Ne nous y trompons pas. Quand Jean déclare « je ne le connaissais », il ne veut pas dire que Jésus était pour lui un inconnu : ils étaient cousins. Mais il ne le connaissait pas sous sa véritable « identité », comme « Messie », comme « Agneau de Dieu », comme étant Celui « qui baptise dans l’Esprit-Saint ». Son témoignage est capital. Il était indispensable, avant que Jésus ne commençât son ministère public, qu’il fût révélé. Aussi déclare-t-il par trois fois, voyant Jésus passer : « Voici l’Agneau de Dieu », paroles inspirées, qui montrent déjà quelle sera la Mission de Jésus. Et ces seules paroles sont « suffisantes », pourrait-on dire, pour poser la première pierre de l’Eglise que Jésus bâtira sur Simon, qu’il appelle Pierre, frère d’André . En effet, deux disciples de Jean le Baptiste suivent alors Jésus, c’est André, le frère de Simon qui deviendra Pierre, et le deuxième disciple qui n’est autre que Jean, le futur voyant de Patmos, l’Evangéliste.

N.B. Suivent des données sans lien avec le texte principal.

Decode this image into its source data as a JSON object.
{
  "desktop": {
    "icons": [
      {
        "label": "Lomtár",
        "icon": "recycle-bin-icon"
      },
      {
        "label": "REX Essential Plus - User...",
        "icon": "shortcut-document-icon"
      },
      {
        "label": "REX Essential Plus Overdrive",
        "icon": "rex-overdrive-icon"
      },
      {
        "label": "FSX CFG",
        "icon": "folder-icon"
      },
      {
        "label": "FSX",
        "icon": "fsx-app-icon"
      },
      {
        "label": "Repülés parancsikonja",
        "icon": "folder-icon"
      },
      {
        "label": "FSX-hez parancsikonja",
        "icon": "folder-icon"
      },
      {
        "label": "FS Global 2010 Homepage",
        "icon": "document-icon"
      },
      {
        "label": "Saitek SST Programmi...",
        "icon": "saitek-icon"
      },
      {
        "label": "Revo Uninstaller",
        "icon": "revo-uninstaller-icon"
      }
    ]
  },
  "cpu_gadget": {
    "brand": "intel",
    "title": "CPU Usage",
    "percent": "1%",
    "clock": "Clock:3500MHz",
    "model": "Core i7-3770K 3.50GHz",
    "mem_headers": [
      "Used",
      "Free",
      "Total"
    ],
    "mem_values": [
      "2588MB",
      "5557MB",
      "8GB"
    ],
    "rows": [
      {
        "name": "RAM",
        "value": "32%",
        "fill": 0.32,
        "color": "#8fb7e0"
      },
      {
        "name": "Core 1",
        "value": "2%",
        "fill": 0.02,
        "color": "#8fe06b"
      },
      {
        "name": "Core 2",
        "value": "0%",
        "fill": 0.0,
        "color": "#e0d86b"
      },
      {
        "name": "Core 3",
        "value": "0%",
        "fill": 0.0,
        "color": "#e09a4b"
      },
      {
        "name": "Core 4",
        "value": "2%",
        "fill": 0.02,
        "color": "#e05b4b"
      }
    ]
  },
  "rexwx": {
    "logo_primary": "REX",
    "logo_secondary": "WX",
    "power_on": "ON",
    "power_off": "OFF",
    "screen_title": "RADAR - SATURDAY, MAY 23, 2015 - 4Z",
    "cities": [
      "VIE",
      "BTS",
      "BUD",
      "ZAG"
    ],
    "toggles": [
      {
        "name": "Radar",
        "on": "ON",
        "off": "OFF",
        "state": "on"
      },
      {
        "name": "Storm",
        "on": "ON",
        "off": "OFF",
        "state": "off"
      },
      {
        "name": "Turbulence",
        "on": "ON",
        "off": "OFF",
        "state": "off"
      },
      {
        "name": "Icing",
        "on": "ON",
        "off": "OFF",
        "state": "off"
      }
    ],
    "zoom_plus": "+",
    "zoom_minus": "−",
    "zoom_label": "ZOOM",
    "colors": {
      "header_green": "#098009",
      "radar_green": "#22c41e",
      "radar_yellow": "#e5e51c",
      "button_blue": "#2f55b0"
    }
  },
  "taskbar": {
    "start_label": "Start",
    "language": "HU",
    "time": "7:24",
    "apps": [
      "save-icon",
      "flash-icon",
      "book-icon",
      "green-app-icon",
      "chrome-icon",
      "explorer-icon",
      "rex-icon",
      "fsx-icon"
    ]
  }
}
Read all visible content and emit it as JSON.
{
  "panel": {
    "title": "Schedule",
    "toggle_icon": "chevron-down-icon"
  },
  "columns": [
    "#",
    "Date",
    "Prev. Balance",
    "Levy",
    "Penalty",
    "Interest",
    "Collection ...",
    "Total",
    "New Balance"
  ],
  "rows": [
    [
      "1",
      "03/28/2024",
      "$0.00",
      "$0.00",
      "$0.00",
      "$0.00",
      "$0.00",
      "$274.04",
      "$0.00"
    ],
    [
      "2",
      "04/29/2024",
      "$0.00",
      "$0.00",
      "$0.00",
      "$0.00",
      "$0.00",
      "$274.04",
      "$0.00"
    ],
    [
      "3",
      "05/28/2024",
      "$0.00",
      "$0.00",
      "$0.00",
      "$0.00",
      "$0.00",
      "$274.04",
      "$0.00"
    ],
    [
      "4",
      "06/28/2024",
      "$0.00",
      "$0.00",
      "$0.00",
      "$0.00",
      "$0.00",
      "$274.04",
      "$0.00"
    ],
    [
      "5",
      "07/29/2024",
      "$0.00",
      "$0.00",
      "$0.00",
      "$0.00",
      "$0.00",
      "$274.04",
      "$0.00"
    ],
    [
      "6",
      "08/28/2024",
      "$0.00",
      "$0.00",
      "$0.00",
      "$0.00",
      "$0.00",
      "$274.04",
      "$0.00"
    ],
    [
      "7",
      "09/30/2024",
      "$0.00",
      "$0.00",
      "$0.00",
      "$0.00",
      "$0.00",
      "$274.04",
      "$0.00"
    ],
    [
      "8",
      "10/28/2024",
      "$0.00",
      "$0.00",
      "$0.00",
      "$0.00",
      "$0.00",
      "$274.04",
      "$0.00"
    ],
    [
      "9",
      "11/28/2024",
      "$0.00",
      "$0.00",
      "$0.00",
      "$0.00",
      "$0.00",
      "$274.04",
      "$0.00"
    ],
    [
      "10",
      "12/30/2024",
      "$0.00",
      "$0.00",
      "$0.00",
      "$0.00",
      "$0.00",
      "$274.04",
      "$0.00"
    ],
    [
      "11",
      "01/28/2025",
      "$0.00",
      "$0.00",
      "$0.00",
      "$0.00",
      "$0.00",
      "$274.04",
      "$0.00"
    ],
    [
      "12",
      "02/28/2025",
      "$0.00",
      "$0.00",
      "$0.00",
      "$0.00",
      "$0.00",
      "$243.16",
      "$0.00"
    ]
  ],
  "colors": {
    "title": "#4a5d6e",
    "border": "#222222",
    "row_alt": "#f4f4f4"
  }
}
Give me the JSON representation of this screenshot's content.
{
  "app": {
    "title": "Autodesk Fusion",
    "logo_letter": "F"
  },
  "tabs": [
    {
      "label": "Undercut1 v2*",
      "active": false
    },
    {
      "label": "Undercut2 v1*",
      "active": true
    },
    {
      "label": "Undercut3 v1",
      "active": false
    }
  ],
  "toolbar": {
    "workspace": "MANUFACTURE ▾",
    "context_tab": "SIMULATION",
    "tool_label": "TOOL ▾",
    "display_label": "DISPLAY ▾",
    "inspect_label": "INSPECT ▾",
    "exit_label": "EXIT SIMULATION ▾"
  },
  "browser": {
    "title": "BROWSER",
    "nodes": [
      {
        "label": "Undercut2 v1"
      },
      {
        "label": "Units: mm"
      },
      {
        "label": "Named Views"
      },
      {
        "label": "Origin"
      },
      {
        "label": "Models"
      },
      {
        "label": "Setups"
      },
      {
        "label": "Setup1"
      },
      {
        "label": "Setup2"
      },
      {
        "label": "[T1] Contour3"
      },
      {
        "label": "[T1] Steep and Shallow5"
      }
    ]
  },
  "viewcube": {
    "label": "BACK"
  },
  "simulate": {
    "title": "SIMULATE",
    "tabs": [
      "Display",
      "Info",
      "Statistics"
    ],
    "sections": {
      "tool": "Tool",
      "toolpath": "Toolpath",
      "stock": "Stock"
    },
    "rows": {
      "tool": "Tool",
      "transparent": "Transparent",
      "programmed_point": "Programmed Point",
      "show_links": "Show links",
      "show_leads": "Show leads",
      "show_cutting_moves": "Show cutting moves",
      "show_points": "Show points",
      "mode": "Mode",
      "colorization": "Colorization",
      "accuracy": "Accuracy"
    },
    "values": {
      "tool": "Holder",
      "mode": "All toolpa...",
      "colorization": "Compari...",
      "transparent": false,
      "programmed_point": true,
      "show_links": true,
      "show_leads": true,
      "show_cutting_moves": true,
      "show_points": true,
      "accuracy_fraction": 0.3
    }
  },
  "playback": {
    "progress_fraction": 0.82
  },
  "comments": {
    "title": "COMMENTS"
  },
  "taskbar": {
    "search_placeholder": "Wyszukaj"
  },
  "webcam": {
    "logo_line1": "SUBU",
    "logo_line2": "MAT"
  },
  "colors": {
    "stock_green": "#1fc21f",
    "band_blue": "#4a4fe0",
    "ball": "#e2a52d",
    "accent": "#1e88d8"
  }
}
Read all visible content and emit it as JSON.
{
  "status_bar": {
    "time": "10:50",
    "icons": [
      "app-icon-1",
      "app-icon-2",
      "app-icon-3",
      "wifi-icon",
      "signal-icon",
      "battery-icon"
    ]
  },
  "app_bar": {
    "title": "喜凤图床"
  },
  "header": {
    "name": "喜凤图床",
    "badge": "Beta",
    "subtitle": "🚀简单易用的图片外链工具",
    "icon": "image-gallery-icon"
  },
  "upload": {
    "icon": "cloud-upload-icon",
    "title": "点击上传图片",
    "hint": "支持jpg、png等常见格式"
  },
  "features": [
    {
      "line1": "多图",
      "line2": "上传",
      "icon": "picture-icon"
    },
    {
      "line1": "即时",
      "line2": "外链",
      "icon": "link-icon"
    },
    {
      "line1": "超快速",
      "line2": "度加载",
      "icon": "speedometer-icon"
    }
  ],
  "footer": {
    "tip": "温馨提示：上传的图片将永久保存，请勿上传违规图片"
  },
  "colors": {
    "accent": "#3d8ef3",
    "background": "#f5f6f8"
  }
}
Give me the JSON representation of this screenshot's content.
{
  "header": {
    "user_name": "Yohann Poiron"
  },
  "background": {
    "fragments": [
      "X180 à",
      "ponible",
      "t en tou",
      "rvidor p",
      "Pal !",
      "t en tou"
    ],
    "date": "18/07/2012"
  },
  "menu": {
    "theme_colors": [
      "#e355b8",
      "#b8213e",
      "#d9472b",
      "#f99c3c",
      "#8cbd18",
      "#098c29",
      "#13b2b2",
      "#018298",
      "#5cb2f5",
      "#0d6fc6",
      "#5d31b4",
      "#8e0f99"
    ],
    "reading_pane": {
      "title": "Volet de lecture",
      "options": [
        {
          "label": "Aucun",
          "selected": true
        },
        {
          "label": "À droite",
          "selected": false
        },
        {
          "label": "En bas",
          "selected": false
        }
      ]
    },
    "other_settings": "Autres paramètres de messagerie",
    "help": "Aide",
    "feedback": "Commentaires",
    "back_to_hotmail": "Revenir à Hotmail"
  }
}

DE L’ECRITURE À LA LITURGIE : LA MESSE DE LA SAINTE TRINITÉ Nous avons noté au début de cette « étude-méditation-réflexion », en citant Dom Guéranger que « ce n'est qu'après de longs siècles que la Messe de la Trinité était venue s'inscrire sur le Cycle de l'Année liturgique ». Dom Guéranger (que nous citerons largement ici) expose les raisons qui ont « retardé » cette Fête de la Sainte Trinité : « Tous les hommages que la Liturgie rend à Dieu ont pour objet la divine Trinité. Les temps sont à elle comme l'éternité; elle est le dernier terme de notre religion tout entière. Chaque jour, chaque heure lui appartiennent. Les fêtes instituées en commémoration des mystères de notre salut aboutissent toujours à elle. Celles de la très sainte Vierge et des Saints sont autant de moyens qui nous conduisent à la glorification du Seigneur unique en essence et triple en personnes… On comprend dès lors comment il se fait que l'Eglise ait tardé si longtemps d'instituer une fête spéciale en l'honneur de la sainte Trinité. La raison ordinaire de l'institution des fêtes manquait ici totalement. Une fête est le monument d'un fait qui s'est accompli dans le temps, et dont il est à propos de perpétuer le souvenir et l'influence : or, de toute éternité, avant toute création, Dieu vit et règne, Père, Fils et Saint-Esprit ». « Toutefois, la nécessité se fit sentir de l’institution d’une Messe spéciale : il suffisait pour cela d’établir sur le Cycle (liturgique) un jour particulier où les chrétiens s'uniraient d'une manière en quelque sorte plus directe dans la glorification solennelle du mystère de l'unité et de la trinité dans une même nature divine » (Dom Guéranger, ouvrage cité). La chose ne se fera pas en une seule fois, comme nous allons le voir.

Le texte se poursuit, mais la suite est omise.